Alquiler en almacenes

Seguramente tamaña voz autorizada contribuyese a dar fama al invento. Escribía en 1896 el corresponsal de Ferrol: «Cada día es mayor el número de aficionados con que en esta ciudad cuenta el moderno sport. Durante las primeras horas de la mañana son muchos los que se ensayan en el manejo de la máquina y que al fin de pocos días concluyen -á costa de algunos costalazos- por ser hábiles ciclistas. La afición es tal, que se han establecido dos almacenes de bicicletas, en donde por la módica suma de 50 céntimos de peseta por hora se hace cualquiera dueño, en concepto de alquiler, por supuesto, de una Centaur ó Naumann. En fin, á este paso no está seguramente lejano el día en que aquí seamos todos los vecinos compañeros de pedal». 

Tanto entusiasmo no tardó en topar con las renuencias, fundadas a veces, de quienes advertían un peligro en el creciente tráfico de velocípedos. Parecían darles la razón casos como el siguiente, ocurrido en A Coruña: «A las ocho de la noche de anteayer varios ciclistas que á aquella hora pasaban por la calle de San Andrés, sin llevar en las máquinas luz, ni timbre, ni bocina, atropellaron y derribaron á una mujer, produciéndole una lesión en una pierna y poniéndole en grave estado de peligro, puesto que se halla encinta». La acumulación de incidentes de este tipo llevó a pedir que se reglamentase el uso de la bicicleta o que se adoptasen medidas drásticas.

Prohibidas en Ferrol

En cuestión de días, Ferrol dejó de ser el paraíso ciclista. La afición «llegó hasta el punto de hacerse poco menos que difícil el paso por las calles y paseos sin exponerse á las consecuencias de ser atropellado por los neófitos ciclistas. Los abusos y atropellos por éstos cometidos dieron lugar á que la Alcaldía, con muy buen acierto, dictase ayer un bando que hoy se hará público, prohibiendo en absoluto el tránsito».

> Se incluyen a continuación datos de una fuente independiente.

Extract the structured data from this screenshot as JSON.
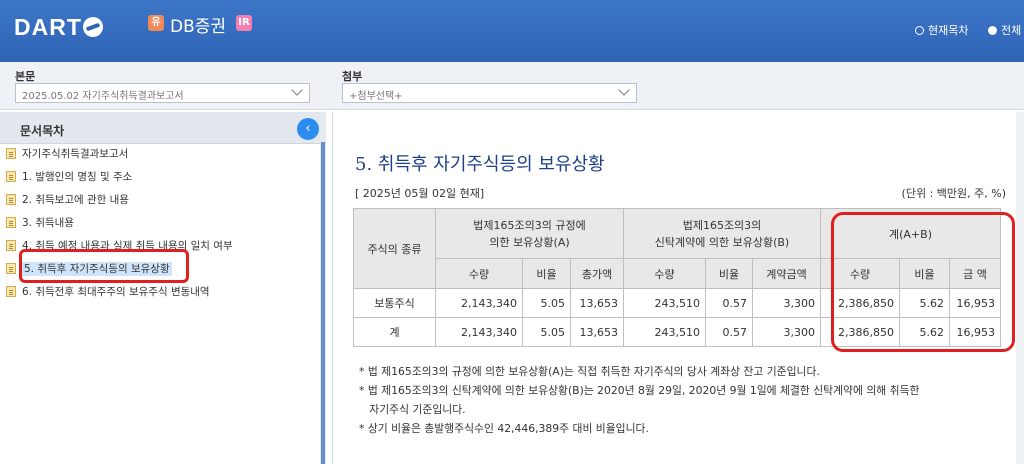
{
  "header": {
    "logo": "DART",
    "badge_left": "유",
    "company": "DB증권",
    "badge_right": "IR",
    "radio_current": "현재목차",
    "radio_all": "전체"
  },
  "selectors": {
    "main_label": "본문",
    "main_value": "2025.05.02  자기주식취득결과보고서",
    "attach_label": "첨부",
    "attach_value": "+첨부선택+"
  },
  "toc": {
    "title": "문서목차",
    "collapse": "‹",
    "items": [
      {
        "label": "자기주식취득결과보고서"
      },
      {
        "label": "1. 발행인의 명칭 및 주소"
      },
      {
        "label": "2. 취득보고에 관한 내용"
      },
      {
        "label": "3. 취득내용"
      },
      {
        "label": "4. 취득 예정 내용과 실제 취득 내용의 일치 여부"
      },
      {
        "label": "5. 취득후 자기주식등의 보유상황"
      },
      {
        "label": "6. 취득전후 최대주주의 보유주식 변동내역"
      }
    ]
  },
  "main": {
    "title": "5. 취득후 자기주식등의 보유상황",
    "date": "[    2025년 05월 02일    현재]",
    "unit": "(단위 : 백만원, 주, %)",
    "table": {
      "col_type": "주식의 종류",
      "group_a": "법제165조의3의 규정에\n의한 보유상황(A)",
      "group_b": "법제165조의3의\n신탁계약에 의한 보유상황(B)",
      "group_total": "계(A+B)",
      "sub_a": [
        "수량",
        "비율",
        "총가액"
      ],
      "sub_b": [
        "수량",
        "비율",
        "계약금액"
      ],
      "sub_total": [
        "수량",
        "비율",
        "금  액"
      ],
      "rows": [
        {
          "label": "보통주식",
          "cells": [
            "2,143,340",
            "5.05",
            "13,653",
            "243,510",
            "0.57",
            "3,300",
            "2,386,850",
            "5.62",
            "16,953"
          ]
        },
        {
          "label": "계",
          "cells": [
            "2,143,340",
            "5.05",
            "13,653",
            "243,510",
            "0.57",
            "3,300",
            "2,386,850",
            "5.62",
            "16,953"
          ]
        }
      ]
    },
    "notes": [
      "* 법 제165조의3의 규정에 의한 보유상황(A)는 직접 취득한 자기주식의 당사 계좌상 잔고 기준입니다.",
      "* 법 제165조의3의 신탁계약에 의한 보유상황(B)는 2020년 8월 29일, 2020년 9월 1일에 체결한 신탁계약에 의해 취득한",
      "   자기주식 기준입니다.",
      "* 상기 비율은 총발행주식수인 42,446,389주 대비 비율입니다."
    ]
  }
}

Eran los civilizados modos urbanos. En el medio rural preferían zanjar la cuestión con costumbres un tanto arcaicas. «Parece que los mozos de las aldeas no ven con buenos ojos tal género de sport, y sistemáticamente procuran hacer todo el daño posible á los aficionados á ese deporte. Unas veces azuzan perros contra los ciclistas, otras colocan en el centro de la carretera, para interceptarles el paso, ramaje ó estacas», una práctica que, tristemente, resiste el tiempo. Al menos, no ha sido así con otras: «Hasta hay ocasiones en que al anochecer ó en pleno día la emprenden con ellos á pedradas o á tiros».